Macro Factors for Stock Investing

Top-Down Approach for stock investing

Firstly let us start with the top-down approach.

 

What is the Top-Down Approach?

A top-down approach is essentially the breaking down of a system to gain insight into its compositional subsystems.

 

In a top-down approach, an overview of the system is first formulated, specifying but not detailing any first-level subsystems. Each subsystem is then refined in greater detail, sometimes in many additional subsystems.

 

In a top-down approach, an analyst examines the economic environment, identifies sectors that are expected to prosper in that environment, and analyses securities of companies from previously identified attractive sectors.

 

Securities are valued with a forecast of the direction of the general economy projected against the outlook of the industry as a whole. Subsequently, we select our preferred picks from the industry that are suitably poised to make the most out of existing business tailwinds.

 

In this method, the investor starts the analysis by looking at the macroeconomic factors such monetary policy, inflation, economic growth and broader events, before working on an individual stock.

 

The investor looks for the factors, events prevailing in the market and tries to understand the opportunity that could be derived from it.

 

For example, The Government of India’s push for a cleaner fuel has led to a surge in Ethanol demand from Oil Marketing Companies (OMCs). With the industry outlook bullish, we will now look for companies that can seize this opportunity to the fullest. Our next natural step would be to hunt for those sugar companies that have a sizable ethanol capacity at hand or those with mega expansion plans. We now build a position in these stocks.

 

 

What is the rationale behind the Top-Down Approach?

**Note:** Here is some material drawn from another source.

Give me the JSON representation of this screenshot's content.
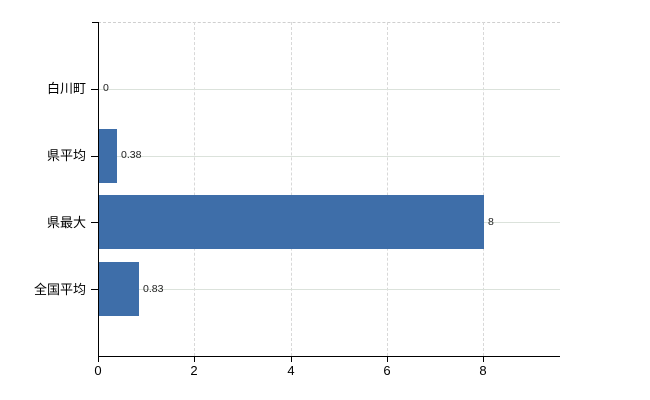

The core rationale behind the top-down approach of security analysis can be understood from the perspective of River rafting.

 

Let us suppose that a river is flowing at a rate of 8 km/hr. Then as you are sitting on the raft, even if you do not use your one bladed guide stick (paddle), you will still flow at the speed of 8 km/hr. 

 

However, if you start using your paddle in the direction of the river flows, you can flow at 10, 12 or maybe even 14 km/hr just by giving more and more thrust.

 

In the same analogy, the economy acts like a river. If the economy grows at around 9% per annum, most of the industries will grow at this rate. As an analyst, it is our objective to find industries that can grow faster than the economy & there upon find companies that can grow faster than the industry.

 

In river rafting, the raft that exerts more pressure flows faster than the river and eventually wins the race. In the same manner, the industries that grow faster than the economy and companies which grow faster than the industry handsomely reward their shareholders.

 

Most top-down investors are macroeconomic investors, focused on capitalizing on large cyclical trends rather than individual equities. This means that their strategy is more about capitalizing on macro momentum and short-term gains than any kind of value-based approach to find undervalued companies.